Capote was an inveterate letter writer. He wrote letters as he spoke: emphatically, spontaneously, and passionately. Spanning more than four decades, his letters are the closest thing we have to a Capote autobiography, showing us the uncannily self-possessed na•f who jumped headlong into the post—World War II New York literary scene; the more mature Capote of the 1950s; the Capote of the early 1960s, immersed in the research and writing of In Cold Blood; and Capote later in life, as things seemed to be unraveling. With cameos by a veritable who’s who of twentieth century glitterati, Too Brief a Treat shines a spotlight on the life and times of an incomparable American writer.



Customer Reviews:

5 out of 5 stars Better than a diary!   February 13, 2007
 3 out of 3 found this review helpful

When you read personal correspondence written to friends, lovers, and business associates . . . well, it doesn't get any better! Candid, un-censored, witty, funny, revealing, cutting . . . it's all there! A great look at the true Truman Capote. Very interesting.


3 out of 5 stars A sense of Capote   August 16, 2006
 1 out of 2 found this review helpful

Letters are interesting to read and you get a real feeling for how needy he must have been to be loving everyone so much.
I think it is better to read his biography first, so that you know who the people are in the letters. It's a little confusing otherwise. That's what I plan to do.
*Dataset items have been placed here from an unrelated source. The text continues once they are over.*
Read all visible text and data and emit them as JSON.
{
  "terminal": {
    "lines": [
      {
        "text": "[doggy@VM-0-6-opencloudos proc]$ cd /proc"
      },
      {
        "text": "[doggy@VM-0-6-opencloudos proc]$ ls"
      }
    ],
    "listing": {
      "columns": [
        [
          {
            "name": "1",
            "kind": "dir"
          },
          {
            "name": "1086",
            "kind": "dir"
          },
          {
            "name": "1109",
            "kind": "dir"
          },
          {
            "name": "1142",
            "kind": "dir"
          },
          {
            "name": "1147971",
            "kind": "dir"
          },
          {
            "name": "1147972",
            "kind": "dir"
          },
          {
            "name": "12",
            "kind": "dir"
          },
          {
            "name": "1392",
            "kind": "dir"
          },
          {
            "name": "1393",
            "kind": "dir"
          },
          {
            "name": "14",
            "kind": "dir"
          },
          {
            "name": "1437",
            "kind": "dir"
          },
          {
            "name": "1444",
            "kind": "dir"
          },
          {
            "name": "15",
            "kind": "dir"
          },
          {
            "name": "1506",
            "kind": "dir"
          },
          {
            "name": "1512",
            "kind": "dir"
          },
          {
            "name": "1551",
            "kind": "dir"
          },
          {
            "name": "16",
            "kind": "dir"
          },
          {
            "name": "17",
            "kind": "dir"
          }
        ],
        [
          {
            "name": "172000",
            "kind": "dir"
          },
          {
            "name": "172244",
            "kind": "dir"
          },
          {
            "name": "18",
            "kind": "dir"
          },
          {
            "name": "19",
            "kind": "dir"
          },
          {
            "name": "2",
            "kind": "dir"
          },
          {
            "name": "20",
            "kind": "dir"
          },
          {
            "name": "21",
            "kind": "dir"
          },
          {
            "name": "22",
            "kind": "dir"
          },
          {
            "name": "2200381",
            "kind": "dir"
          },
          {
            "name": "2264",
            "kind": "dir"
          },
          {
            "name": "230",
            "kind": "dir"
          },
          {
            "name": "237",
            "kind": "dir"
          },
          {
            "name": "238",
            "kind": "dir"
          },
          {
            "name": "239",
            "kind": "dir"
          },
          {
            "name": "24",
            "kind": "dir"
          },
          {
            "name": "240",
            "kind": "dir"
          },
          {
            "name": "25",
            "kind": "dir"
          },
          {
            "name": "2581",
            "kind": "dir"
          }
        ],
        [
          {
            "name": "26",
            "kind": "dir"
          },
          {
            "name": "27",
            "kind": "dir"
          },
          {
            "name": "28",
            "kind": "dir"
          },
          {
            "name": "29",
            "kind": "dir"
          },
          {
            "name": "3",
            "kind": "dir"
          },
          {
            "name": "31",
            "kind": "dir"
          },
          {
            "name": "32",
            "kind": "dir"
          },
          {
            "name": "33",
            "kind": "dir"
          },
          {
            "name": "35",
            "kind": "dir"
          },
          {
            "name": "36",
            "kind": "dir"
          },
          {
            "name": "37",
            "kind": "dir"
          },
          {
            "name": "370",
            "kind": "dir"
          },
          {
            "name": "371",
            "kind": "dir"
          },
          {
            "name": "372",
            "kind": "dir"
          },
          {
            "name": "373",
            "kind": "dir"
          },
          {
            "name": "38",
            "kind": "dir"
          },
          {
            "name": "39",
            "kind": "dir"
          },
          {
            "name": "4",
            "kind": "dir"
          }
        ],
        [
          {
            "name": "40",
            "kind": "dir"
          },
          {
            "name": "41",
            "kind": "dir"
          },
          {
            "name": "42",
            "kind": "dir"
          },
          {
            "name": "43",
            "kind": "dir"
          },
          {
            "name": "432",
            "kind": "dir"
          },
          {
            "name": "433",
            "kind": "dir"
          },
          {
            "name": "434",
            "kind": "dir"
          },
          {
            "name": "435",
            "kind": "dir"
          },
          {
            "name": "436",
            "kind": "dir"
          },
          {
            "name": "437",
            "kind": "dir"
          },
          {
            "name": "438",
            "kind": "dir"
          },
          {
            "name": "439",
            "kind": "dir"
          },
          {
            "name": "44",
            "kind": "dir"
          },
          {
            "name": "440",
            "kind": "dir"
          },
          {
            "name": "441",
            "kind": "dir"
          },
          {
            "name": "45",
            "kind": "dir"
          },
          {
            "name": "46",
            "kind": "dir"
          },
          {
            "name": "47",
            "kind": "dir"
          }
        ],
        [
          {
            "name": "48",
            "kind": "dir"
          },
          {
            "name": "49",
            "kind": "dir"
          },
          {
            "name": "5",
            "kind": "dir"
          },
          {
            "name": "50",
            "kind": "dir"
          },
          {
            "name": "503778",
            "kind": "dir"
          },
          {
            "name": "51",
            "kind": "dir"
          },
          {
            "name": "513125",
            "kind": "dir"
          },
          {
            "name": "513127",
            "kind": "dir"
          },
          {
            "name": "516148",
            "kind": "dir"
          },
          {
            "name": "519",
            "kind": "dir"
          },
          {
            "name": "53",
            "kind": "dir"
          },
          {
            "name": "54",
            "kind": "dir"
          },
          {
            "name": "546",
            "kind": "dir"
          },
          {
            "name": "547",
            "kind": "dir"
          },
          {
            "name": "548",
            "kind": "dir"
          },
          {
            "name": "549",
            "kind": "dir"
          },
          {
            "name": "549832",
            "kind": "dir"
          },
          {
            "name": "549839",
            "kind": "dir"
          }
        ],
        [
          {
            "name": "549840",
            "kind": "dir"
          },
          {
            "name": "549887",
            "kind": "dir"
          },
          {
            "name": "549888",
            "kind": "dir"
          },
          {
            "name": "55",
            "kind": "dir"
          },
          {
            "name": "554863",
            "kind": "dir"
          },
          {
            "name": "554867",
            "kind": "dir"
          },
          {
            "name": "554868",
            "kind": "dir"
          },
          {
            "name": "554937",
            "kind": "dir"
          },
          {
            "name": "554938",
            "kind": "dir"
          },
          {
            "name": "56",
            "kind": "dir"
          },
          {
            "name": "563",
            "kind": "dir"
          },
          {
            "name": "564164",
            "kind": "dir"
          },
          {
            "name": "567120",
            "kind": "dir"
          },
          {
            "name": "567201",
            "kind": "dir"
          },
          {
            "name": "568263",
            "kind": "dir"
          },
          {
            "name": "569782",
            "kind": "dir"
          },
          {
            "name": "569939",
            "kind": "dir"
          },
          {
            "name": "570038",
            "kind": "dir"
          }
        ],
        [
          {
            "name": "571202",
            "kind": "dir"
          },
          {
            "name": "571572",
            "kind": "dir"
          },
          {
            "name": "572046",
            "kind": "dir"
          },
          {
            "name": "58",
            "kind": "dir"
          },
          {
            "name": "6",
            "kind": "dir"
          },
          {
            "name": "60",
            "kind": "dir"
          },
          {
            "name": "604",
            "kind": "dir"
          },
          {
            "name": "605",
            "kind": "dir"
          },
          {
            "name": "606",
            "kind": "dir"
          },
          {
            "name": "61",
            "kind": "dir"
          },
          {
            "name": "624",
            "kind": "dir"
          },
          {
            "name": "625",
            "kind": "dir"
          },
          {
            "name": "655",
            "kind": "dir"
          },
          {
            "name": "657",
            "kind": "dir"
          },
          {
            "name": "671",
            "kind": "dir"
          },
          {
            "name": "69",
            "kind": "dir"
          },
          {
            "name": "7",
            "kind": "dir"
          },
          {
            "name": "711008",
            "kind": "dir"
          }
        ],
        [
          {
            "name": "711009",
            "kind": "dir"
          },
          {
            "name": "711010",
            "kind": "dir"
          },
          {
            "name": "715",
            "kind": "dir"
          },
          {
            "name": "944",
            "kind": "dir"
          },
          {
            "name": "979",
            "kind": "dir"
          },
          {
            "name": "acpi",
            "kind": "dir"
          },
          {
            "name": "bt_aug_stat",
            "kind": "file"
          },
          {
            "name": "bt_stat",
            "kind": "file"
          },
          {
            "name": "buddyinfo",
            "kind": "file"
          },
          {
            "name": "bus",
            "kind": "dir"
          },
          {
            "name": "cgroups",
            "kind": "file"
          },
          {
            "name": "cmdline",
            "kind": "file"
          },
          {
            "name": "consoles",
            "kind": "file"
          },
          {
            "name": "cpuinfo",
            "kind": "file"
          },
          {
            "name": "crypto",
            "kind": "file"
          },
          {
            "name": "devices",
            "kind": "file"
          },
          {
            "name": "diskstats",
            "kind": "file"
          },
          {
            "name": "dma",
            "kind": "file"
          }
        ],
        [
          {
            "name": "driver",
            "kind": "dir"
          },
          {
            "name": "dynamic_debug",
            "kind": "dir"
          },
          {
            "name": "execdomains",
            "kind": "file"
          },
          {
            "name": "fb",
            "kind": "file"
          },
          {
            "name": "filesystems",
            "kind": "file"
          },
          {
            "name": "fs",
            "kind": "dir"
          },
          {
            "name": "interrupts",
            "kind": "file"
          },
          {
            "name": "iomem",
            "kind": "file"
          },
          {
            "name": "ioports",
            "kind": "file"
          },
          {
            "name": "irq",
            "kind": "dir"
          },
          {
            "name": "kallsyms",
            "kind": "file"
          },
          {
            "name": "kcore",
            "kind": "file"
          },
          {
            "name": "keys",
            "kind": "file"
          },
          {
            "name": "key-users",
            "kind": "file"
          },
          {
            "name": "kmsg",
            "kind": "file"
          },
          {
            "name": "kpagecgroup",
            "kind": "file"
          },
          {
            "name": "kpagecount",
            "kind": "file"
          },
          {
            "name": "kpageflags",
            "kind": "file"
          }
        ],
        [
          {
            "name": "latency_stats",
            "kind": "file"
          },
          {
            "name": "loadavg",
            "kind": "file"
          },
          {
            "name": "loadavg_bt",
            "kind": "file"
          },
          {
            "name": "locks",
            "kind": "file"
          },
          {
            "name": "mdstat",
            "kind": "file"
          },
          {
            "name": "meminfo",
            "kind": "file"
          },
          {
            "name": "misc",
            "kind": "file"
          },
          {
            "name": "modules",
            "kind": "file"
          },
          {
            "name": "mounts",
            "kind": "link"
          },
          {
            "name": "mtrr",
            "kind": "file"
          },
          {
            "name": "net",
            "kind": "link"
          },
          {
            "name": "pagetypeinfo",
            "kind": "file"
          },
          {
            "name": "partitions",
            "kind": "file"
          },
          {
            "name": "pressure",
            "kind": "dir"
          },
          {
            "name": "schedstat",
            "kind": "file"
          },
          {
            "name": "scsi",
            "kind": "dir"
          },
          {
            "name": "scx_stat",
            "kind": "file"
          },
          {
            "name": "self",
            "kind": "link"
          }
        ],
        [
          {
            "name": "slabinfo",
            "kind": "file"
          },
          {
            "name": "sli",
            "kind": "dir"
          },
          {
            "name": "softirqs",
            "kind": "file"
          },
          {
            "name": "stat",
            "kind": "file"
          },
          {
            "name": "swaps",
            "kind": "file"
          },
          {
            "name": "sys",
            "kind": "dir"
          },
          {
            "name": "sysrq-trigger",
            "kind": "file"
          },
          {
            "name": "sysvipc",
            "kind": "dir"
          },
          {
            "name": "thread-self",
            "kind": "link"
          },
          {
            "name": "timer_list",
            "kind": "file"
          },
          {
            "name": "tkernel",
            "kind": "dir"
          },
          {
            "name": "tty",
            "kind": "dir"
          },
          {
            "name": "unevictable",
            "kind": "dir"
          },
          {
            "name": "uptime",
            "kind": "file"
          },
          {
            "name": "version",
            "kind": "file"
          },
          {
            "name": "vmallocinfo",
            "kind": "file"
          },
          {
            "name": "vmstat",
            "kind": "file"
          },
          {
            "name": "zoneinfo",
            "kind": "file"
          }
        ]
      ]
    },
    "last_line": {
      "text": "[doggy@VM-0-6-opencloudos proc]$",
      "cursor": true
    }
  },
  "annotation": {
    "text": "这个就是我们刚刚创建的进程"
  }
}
4 out of 5 stars Too Much Of A Good Thing   June 20, 2005
 6 out of 7 found this review helpful

I always loved Truman Capote's writing and looked forward to this book oh, so much, especiallywhen I saw it was edited by the estimable Gerald Clarke, who has written so brilliantly on Capote in his biography (and who also wrote GET HAPPY, a terrific life of Judy Garland). (Hmmm, he must specialize in the tiny.)

But alas Capote's letters just aren't as good as his fiction. They seem hurried, scattered, as though he were writing too fast to revise, everything exactly the opposite of what one likes about the stories and filmscripts. I will say you do get a different side of him, and the outlines of his social world become clearer, so view this compilation as an addendum to the biography, and you won't go far wrong.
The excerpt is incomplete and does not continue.